As condições nas quais as pessoas vivem nessas primeiras fases da vida ditam como será a vida na fase adulta. Não dá para usar o mesmo medidor para públicos e populações tão diferentes. Quando falo em liderança, e não apenas em comunicação, tem pessoas que vieram dos mesmos espaços e sobra muito pouco para quem vem de outras áreas, de outras vivências.
As pessoas negras, pobres, mulheres, enfrentam demarcadores sociais que, muitas vezes, são cumulativos. Existem desafios para as mulheres negras, para mulheres negras e pobres. Alguns estudiosos chamam de interseccionalidade. Se não se fala desse elefante branco, não se consegue resolver o problema.

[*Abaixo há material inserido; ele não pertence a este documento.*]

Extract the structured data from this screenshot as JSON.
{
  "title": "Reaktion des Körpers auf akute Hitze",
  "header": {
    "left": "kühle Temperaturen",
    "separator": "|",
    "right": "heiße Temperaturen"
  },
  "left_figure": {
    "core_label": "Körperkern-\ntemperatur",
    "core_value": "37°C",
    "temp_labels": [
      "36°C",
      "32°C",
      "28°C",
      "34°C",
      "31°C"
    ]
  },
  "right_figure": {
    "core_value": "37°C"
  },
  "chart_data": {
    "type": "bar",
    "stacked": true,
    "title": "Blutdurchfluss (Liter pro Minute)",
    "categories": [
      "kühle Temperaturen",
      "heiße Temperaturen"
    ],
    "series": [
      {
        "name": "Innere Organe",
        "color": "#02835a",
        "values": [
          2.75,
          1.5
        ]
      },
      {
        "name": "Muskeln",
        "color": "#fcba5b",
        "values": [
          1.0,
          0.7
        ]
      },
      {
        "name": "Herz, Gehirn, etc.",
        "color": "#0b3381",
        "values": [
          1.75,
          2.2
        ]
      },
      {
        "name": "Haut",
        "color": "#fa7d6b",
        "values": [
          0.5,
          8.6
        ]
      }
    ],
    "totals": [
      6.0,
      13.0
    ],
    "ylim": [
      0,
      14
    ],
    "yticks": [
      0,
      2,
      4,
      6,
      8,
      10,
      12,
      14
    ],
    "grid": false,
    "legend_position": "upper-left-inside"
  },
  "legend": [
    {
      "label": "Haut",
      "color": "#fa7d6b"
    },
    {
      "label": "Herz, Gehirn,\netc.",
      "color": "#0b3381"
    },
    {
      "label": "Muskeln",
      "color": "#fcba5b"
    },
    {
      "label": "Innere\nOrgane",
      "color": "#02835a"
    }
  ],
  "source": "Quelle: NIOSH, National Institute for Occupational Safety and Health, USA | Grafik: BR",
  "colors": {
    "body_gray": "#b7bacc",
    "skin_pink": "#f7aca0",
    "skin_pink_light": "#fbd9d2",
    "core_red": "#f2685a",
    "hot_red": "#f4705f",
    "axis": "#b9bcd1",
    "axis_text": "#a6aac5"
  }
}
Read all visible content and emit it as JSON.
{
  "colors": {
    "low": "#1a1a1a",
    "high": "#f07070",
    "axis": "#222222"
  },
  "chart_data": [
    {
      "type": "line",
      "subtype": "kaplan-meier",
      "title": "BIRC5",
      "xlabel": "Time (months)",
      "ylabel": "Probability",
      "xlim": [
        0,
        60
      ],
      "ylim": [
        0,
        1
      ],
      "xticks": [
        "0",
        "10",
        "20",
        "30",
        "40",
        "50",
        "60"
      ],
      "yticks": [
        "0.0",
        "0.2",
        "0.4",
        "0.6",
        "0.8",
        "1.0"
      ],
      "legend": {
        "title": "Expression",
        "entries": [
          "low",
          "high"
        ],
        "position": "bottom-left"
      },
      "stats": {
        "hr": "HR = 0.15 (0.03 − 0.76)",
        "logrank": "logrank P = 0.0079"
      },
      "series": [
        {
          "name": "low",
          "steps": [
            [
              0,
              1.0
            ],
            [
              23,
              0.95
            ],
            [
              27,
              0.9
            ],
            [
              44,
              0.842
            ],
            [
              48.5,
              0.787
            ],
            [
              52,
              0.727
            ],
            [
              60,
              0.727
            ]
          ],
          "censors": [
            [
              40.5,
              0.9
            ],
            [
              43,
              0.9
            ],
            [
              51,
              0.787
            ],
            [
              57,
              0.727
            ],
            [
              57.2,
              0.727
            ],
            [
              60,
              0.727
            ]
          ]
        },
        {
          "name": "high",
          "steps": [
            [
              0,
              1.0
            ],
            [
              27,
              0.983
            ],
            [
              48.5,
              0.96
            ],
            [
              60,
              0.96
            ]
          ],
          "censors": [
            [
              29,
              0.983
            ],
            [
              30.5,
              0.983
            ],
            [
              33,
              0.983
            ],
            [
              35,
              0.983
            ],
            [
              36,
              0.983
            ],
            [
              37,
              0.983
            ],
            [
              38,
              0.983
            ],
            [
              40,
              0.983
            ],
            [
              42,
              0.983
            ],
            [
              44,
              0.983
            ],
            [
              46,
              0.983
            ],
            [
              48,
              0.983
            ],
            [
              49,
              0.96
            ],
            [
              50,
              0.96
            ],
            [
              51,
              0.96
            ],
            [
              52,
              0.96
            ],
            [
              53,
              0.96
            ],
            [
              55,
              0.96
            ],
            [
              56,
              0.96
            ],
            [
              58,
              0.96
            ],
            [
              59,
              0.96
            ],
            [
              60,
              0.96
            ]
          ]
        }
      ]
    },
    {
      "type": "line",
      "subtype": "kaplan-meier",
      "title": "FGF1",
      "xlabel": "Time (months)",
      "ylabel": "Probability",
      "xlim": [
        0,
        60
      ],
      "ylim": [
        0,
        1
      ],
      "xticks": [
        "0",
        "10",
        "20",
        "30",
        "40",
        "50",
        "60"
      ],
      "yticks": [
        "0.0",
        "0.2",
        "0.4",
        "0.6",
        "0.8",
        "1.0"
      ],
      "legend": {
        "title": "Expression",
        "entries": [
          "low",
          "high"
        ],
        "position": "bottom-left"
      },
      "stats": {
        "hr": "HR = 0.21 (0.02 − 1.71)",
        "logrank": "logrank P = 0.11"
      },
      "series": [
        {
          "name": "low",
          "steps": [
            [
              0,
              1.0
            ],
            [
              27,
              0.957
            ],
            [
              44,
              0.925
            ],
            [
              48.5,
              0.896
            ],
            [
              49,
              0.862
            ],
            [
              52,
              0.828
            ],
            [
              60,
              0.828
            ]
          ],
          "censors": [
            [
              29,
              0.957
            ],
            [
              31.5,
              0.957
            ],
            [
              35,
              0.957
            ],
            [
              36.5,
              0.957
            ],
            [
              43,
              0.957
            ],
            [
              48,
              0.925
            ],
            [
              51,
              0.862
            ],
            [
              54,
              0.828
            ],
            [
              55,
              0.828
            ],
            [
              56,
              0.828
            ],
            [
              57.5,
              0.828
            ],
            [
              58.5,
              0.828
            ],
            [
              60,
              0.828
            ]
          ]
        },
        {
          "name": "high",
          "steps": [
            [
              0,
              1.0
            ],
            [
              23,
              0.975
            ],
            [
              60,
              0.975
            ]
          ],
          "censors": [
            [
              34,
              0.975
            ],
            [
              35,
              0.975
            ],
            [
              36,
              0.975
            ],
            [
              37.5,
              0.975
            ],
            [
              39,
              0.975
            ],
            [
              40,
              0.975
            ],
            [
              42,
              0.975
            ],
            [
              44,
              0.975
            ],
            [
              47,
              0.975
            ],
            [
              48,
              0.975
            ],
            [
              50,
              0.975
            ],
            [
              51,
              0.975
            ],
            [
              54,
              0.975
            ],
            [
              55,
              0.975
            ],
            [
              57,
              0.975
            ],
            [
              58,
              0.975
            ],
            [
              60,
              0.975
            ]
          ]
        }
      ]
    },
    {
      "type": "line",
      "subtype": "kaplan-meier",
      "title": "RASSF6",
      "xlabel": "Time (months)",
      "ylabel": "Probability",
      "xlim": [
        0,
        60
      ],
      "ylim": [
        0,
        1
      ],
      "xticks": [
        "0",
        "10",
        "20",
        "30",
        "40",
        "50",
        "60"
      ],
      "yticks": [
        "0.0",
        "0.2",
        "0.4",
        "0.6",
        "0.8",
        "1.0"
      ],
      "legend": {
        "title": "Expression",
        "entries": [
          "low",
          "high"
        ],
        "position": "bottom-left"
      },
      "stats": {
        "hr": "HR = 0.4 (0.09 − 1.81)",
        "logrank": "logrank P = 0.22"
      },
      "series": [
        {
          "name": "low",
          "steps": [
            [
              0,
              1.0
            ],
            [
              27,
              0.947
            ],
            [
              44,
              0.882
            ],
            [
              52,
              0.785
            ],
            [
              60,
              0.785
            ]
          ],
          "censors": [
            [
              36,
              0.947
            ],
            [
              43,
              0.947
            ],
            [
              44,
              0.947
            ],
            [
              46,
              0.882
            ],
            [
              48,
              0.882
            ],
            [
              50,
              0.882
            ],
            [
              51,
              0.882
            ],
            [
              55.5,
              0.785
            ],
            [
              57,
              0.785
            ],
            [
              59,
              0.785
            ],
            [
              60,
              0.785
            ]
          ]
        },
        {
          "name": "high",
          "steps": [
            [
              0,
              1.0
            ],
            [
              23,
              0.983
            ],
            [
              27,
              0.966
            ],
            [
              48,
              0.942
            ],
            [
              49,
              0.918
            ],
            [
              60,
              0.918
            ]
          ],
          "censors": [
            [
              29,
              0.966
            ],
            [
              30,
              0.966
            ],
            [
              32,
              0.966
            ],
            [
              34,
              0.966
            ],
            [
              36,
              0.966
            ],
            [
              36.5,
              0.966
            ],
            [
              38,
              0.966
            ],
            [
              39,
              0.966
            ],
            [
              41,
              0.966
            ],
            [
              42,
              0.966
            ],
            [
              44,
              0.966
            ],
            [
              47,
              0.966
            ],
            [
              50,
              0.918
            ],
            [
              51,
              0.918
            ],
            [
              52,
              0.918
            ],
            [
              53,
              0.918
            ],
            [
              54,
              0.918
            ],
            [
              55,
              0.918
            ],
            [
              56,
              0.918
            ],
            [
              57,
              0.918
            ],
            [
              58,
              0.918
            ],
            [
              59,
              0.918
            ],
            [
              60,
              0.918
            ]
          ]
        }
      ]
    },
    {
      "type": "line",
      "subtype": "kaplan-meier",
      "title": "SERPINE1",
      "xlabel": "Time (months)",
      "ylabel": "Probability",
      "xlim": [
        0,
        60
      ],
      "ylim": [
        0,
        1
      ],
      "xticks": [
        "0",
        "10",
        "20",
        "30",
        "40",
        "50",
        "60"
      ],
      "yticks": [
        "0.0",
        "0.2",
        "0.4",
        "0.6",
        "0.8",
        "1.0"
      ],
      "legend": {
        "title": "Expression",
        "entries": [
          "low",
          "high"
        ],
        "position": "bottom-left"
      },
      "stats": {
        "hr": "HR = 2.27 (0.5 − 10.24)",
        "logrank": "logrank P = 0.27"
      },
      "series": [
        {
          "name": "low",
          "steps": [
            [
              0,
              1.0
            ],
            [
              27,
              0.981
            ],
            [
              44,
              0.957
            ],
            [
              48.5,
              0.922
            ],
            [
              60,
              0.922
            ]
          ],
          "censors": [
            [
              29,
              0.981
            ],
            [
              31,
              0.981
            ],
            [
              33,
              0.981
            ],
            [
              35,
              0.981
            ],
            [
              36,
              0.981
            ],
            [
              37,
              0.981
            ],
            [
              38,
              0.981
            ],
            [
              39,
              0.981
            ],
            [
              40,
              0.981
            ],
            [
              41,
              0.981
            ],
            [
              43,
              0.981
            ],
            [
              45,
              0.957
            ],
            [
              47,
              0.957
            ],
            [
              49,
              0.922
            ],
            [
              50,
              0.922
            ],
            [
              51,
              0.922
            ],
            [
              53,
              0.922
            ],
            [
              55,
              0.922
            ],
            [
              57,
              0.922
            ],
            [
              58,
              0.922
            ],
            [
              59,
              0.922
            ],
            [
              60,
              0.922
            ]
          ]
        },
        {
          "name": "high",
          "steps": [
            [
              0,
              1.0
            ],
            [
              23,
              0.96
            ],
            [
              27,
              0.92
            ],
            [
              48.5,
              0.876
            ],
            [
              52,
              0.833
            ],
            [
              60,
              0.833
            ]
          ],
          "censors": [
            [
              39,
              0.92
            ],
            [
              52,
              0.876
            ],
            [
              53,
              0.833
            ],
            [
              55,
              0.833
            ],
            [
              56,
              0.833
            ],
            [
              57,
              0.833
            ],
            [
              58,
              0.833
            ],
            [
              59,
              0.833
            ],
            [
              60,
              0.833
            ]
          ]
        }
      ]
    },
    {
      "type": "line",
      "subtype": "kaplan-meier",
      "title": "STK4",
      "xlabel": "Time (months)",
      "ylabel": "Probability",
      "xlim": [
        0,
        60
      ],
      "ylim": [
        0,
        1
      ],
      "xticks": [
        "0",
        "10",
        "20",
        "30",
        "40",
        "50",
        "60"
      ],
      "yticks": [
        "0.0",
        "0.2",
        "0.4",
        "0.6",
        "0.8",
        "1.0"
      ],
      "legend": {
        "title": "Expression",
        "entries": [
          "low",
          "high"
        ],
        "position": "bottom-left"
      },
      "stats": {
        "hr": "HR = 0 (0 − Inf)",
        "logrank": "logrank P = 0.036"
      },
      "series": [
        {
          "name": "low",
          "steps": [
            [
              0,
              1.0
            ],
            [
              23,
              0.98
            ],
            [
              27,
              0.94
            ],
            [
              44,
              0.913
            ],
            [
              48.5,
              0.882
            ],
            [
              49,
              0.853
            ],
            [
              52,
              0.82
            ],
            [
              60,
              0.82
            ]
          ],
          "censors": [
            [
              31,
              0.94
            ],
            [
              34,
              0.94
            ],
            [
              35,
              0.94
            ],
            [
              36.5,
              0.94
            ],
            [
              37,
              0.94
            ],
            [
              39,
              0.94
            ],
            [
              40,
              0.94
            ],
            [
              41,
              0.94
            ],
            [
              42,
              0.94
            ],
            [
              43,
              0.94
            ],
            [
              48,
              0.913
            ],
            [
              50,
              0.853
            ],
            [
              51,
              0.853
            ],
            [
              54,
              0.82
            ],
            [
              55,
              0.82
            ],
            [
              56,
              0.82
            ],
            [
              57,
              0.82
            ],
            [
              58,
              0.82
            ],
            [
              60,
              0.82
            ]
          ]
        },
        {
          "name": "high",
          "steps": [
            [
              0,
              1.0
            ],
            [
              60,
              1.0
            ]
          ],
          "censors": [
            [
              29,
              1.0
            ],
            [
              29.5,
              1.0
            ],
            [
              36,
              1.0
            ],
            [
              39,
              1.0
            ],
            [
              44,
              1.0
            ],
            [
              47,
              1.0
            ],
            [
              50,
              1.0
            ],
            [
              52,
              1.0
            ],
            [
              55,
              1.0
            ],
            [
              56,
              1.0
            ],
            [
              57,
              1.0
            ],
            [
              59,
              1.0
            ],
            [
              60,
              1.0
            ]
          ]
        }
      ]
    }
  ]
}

Não pode trabalhar ações pontuais apenas, tem que trabalhar em profundidade. Além de fazer trabalho ativo de contratação de pessoas negras, de ir atrás de onde as pessoas estão, precisa trabalhar o desenvolvimento desses profissionais e o local para o recebimento das pessoas.
Estou falando de trabalharmos ética, humanismo, educação antirracista, multiculturalidades, para aprender que nosso trabalho deriva de muitas culturas. Não existe uma verdade universal na criatividade.
FC Brasil – Você é diretora de criação e usa imagens feitas a partir de uma ferramenta de IA generativa. De que forma a tecnologia pode potencializar a criatividade em áreas como a comunicação, a publicidade?
Gabriela Moura – Estamos em um momento muito inicial da inteligência artificial generativa. Toda vez que surge uma nova tecnologia, a gente ouve coisas muito maravilhosas, mas também muito horrorosas sobre essa mesma tecnologia.
Como sou redatora, gosto de usar a IA generativa para criar imagens, porque permite transformar minhas palavras em visuais. Gosto muito das ferramentas de IA para o exercício da criatividade, para testar criações. Pode gerar uma ideia que não teria de outra forma, pode gerar conexões com outros trabalhos seus.
Dá para mesclar tecnologias, usar a imagem criada por IA e retrabalhar no Photoshop, recriar um roteiro com base nas cenas que criou, gerar moodboards, storyboards, personagens. Dá para colocar a imaginação viva ali.
Se a gente quer ter uma comunicação mais aprofundada, ela precisa ser feita com embasamento. Talvez seja isso que as pessoas chamam de ativismo.
Tem muita coisa que a gente pensa mas não consegue explicar tão bem em palavras, e as IAs servem para isso. Para melhorar nossas capacidades.
Apesar de esse mundo ser maravilhoso, eu defendo que qualquer que seja a tecnologia, a pessoa use sem achar que será milagrosa e que vai fazer todo o seu trabalho. É ilusória a ideia de que IA vai fazer o trabalho por você, porque o trabalho criativo depende do fator humano. Cada cérebro é único.
Outro ponto importante é manter o olhar crítico e os pés no chão quando falamos de IA. Essa indústria, no geral, tem que parar de achar que só quem lida com essa tecnologia é gênio e está na vanguarda.
Não somos melhores do que ninguém porque sabemos usar uma ferramenta específica. Tem gente que vai preferir IA, tem gente que vai preferir usar outras ferramentas. E tem espaço para todo mundo.
FC Brasil – Que perguntas você gostaria de estar respondendo no momento?
Gabriela Moura – Eu queria estar respondendo sobre criatividade, sobre processos criativos. Sobre como conseguir resolver os problemas a partir da criatividade, trabalhando criativamente. Compartilhar sobre os processos com outras mulheres, escutá-las. Quero que isso se torne um movimento recorrente.
Tem todas as questões que permeiam a minha vida e a minha carreira enquanto mulher negra, e isso vai estar sempre refletido nas minhas falas, nas minhas criações, no meu estilo de liderança. Não preciso falar sobre isso abertamente, porque já está no meu trabalho.